Lemur secures power purchase agreement

Bushveld Minerals has an update on Lemur, Bushveld’s coal and energy subsidiary, that is developing an integrated thermal coal mining and independent power producer asset in Madagascar.

Lemur has, through its Madagascan subsidiary Imaloto Power Project SARL, executed a binding power purchase agreement (PPA) with Madagascar’s state-owned utility, Jiro sy Rano Malagasy (JIRAMA). This will form part of the Imaloto Power Project in the country. The power plant will be located at the mine-mouth of Lemur Holdings’ coal deposit, which has about 136 million tonnes(Mt) of coal. The addition of a power component will unlock the value of the coal asset, while at the same time securing reliable electricity off-take backed by a government entity.

Lemur
Image credit: Lemur Resources

“The signing of the Power Purchase Agreement with JIRAMA achieves a critical milestone in the development of Lemur’s integrated coal-to-power project,” comments Fortune Mojapelo, CEO of Bushveld Minerals. JIRAMA’s off-take is expected to increase in accordance with rising demand, starting with an initial 10MW of the nameplate 60MW capacity. For example, the current installed thermal generation capacity in the town of Tulear is already 15MW.

“Coupled with the on-going progress on the project’s bankable feasibility study, and our recent strengthening of the Lemur management team, this achievement adds significant value to the project and brings it even closer to implementation,” Mojapelo adds.

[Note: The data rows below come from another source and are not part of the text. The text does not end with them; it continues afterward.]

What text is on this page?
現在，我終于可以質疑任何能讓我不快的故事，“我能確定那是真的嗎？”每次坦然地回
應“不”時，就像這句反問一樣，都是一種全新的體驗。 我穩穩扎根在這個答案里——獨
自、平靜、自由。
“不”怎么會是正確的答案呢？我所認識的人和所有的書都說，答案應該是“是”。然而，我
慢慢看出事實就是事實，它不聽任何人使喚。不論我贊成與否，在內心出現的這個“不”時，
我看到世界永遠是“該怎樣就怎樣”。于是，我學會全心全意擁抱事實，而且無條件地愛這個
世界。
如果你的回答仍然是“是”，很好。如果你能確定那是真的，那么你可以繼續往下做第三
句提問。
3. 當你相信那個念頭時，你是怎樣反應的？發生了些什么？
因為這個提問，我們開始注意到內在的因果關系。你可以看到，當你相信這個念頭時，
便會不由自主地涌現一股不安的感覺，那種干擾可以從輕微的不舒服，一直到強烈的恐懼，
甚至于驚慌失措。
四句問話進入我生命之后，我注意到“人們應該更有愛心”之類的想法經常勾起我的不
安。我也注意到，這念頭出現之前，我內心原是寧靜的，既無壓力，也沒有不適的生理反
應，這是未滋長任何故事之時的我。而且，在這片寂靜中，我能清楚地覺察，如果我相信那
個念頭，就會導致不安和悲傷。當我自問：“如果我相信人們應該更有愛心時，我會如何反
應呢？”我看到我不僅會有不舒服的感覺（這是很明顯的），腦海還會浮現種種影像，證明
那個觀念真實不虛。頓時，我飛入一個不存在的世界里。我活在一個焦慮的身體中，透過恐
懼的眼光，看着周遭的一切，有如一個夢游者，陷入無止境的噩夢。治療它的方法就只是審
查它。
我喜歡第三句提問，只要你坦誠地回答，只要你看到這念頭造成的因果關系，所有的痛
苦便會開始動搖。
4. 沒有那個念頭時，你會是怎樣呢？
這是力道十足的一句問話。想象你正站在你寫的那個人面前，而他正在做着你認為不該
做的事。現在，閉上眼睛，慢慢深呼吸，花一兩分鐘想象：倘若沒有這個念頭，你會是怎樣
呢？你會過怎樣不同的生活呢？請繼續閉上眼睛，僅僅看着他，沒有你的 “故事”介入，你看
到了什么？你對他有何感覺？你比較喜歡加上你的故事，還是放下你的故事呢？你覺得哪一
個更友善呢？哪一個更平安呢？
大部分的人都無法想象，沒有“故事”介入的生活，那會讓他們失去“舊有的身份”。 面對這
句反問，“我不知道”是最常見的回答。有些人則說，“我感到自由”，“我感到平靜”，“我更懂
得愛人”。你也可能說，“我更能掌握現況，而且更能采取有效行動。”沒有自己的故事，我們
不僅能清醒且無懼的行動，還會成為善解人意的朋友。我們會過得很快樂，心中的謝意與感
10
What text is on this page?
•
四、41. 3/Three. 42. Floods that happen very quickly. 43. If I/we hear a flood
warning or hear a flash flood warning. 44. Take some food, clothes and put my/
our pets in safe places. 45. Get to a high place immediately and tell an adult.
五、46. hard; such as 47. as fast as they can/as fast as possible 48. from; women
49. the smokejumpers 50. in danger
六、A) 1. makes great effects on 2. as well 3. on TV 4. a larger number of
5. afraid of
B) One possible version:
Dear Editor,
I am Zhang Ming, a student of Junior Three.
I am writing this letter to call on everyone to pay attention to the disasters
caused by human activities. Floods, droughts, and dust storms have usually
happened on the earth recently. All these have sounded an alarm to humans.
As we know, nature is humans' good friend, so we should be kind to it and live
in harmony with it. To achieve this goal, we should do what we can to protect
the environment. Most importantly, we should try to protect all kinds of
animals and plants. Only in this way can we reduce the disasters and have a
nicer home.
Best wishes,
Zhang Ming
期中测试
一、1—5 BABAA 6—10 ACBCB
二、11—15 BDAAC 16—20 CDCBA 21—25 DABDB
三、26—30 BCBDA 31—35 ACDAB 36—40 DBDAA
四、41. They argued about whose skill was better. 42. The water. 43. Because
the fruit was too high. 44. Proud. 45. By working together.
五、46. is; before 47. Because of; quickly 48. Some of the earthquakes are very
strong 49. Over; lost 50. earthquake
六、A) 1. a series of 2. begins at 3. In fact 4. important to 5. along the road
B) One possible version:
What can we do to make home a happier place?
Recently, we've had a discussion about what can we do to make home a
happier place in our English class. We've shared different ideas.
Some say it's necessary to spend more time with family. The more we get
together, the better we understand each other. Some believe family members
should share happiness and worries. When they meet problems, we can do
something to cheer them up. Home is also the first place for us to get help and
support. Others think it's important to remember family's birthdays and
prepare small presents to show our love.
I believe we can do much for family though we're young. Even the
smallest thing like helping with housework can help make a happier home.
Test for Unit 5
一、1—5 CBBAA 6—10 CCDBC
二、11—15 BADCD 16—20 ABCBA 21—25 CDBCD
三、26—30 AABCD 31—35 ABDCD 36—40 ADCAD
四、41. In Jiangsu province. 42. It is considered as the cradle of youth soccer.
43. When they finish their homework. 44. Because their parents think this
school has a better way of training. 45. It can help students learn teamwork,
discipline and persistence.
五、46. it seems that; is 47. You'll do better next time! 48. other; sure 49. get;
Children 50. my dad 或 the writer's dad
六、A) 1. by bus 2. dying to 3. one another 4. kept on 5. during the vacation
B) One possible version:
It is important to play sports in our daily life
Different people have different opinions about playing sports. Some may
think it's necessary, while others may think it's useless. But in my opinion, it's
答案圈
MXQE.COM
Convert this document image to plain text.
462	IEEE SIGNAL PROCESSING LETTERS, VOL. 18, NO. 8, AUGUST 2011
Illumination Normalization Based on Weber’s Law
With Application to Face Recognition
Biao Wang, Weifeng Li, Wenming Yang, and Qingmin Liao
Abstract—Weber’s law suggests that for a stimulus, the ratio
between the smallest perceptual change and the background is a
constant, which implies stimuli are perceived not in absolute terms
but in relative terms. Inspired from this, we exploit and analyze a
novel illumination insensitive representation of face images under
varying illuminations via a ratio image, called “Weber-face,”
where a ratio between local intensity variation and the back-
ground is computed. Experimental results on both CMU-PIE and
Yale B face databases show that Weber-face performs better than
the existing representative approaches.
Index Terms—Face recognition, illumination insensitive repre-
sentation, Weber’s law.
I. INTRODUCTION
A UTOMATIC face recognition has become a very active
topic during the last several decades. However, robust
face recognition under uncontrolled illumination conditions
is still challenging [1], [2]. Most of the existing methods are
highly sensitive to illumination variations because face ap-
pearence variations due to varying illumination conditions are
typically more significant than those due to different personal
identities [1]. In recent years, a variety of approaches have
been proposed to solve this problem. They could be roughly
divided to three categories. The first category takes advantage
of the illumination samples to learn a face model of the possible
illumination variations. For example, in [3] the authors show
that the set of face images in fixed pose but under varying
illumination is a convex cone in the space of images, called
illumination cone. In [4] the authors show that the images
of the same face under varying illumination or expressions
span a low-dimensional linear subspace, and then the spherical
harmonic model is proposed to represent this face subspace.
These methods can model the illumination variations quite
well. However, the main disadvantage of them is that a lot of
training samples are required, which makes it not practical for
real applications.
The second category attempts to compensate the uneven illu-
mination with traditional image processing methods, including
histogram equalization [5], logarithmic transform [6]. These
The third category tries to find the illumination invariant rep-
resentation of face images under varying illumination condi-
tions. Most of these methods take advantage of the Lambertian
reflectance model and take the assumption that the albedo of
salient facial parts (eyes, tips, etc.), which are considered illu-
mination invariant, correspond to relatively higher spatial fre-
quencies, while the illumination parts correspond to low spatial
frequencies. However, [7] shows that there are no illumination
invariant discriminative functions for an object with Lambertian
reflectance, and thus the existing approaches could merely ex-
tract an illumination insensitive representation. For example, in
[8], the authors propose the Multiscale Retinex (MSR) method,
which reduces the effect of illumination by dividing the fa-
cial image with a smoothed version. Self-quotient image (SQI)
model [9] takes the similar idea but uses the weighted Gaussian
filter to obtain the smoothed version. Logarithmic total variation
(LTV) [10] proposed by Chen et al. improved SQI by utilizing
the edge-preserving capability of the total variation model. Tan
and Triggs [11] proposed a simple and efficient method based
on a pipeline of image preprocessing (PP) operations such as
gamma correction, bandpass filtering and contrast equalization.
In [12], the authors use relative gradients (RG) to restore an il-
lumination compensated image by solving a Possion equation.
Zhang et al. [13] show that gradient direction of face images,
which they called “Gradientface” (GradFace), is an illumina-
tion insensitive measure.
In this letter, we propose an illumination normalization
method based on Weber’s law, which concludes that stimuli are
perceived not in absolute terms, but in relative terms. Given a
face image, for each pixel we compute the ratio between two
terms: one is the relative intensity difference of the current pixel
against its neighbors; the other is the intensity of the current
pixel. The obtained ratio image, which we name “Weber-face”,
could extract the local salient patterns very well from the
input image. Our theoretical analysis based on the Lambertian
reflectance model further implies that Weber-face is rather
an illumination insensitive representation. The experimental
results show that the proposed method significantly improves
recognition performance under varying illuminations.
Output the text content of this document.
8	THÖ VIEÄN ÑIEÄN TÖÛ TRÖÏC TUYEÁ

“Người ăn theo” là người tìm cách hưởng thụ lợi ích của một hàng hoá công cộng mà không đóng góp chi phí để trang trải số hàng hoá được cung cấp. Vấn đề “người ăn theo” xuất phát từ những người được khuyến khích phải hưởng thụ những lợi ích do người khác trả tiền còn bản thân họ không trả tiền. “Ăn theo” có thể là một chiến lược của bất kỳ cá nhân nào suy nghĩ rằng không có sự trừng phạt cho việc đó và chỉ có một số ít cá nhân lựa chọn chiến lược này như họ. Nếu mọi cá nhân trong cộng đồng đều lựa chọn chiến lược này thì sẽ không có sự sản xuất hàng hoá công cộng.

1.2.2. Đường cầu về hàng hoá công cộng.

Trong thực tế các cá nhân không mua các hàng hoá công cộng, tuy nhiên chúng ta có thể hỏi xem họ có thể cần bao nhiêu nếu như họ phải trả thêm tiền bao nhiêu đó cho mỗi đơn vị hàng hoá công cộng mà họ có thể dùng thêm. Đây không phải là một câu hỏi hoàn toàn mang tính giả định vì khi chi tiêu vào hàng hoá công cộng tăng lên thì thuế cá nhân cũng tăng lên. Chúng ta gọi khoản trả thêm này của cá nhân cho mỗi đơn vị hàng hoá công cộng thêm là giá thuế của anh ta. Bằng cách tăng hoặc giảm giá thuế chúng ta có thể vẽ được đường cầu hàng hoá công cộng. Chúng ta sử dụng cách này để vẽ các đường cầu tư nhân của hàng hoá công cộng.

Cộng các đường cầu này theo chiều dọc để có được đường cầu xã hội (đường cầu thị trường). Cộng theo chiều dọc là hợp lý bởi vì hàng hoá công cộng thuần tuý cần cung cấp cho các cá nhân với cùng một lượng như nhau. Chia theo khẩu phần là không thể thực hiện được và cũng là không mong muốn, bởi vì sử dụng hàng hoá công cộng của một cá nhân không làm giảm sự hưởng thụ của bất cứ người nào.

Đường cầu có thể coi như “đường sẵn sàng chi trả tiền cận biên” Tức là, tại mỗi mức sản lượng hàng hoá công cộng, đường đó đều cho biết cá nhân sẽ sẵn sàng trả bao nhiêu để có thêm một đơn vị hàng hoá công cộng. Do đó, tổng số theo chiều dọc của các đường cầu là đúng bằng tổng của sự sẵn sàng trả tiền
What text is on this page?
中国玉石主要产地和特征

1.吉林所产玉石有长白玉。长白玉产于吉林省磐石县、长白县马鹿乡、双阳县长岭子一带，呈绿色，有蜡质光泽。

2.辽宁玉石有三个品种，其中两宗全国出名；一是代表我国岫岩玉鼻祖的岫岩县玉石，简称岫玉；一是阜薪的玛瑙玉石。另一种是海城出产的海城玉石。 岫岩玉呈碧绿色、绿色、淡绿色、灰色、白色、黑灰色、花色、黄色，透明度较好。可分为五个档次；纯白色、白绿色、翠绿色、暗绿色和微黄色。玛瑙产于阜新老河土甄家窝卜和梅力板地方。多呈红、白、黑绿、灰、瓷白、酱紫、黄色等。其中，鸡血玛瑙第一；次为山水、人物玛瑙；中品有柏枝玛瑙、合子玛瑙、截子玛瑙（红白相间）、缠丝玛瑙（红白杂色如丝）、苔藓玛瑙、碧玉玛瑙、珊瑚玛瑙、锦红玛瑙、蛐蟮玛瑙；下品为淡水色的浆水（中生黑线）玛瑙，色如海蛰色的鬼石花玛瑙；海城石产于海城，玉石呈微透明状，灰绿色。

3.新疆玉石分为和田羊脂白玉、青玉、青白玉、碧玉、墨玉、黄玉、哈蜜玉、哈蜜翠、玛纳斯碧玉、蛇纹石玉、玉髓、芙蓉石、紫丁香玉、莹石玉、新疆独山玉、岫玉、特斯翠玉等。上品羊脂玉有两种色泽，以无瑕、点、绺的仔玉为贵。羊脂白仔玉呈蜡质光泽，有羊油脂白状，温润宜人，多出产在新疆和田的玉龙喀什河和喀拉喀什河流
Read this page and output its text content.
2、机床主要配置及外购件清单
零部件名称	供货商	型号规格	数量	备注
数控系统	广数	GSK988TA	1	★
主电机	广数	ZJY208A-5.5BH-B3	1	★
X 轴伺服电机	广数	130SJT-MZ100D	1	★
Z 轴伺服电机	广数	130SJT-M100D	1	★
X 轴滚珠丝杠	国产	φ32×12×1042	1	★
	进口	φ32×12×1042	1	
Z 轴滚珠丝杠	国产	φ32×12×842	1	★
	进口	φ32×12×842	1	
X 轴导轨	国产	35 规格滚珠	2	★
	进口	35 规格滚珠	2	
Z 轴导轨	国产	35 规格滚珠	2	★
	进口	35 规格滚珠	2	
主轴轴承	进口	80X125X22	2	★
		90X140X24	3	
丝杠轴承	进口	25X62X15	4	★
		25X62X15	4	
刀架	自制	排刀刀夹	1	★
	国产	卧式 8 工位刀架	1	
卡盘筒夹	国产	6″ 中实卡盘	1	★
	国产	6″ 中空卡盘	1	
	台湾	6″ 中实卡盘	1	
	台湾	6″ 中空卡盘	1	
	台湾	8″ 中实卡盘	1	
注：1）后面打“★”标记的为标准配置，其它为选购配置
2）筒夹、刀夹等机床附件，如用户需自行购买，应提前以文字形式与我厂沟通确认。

Lemur has identified numerous communities and industrial users, located between the Imaloto Power Plant site and Tulear, which will demand an additional 30MW of generation capacity. Negotiations are already in process for off-take agreements with these users.

“Since the Imaloto project uses coal which is a locally sourced fuel source for base load power, it will help reduce JIRAMA's exposure to the volatility of imported fuels. In the long run, we believe it will help Madagascar to increase its generation capacity while providing a source of affordable electricity to end users,” says Olivier Jaomiary, CEO of JIRAMA.

The significance of the PPA, however, far exceeds the size of the off-take. According to the laws of Madagascar, a PPA with a national utility is an essential pre-requisite for the development of an Independent Power Producer (IPP) project, especially the granting of generation licence or concession. With JIRAMA as the anchor off-taker, Lemur is now able to build on this achievement with several private consumer PPAs. The project is also on track to complete a bankable feasibility in the first half of 2018.

“Furthermore, this agreement delivers the anchor off-taker for the Imaloto Power Project in Madagascar. In addition to its established customer base, proven operational capability and existing mini-grid distribution infrastructure in the region, the agreement with JIRAMA secures the all-important support from the Government of Madagascar to provide reliable, base load electricity to the southern part of the island,” Mojapelo says.

The integrated project will act as an enabler for sustained electricity production for the population that has traditionally relied on subsistence or diesel power-based solutions. According to PowerAfrica, Madagascar currently has only 504MW of installed generation capacity catering to 24 million people. The Imaloto Power Project is planned to grow this by nearly 12% in a region that currently has no power grid. Furthermore, the base load coal-fired power project would also look to attract industries to the area, especially since the project includes transmission lines reaching major parts of south-western Madagascar to connect the power plant with multiple, currently off-grid, communities. “Overall, we expect the Project to help bring about economic development and create employment in Madagascar,” Jaomiary says.

The integrated nature of the project will facilitate significant financial benefits to the country overall, including planned direct investment of nearly USD300-million and over USD1-billion to the national fiscus revenue over the project’s lifetime from royalties, taxes and other types of government revenue.

“We thank the management of JIRAMA and the Government of Madagascar for their support and, together with local stakeholders, look forward in continuing to develop the infrastructure and economy in the southern Malagasy region,” concludes Mojapelo.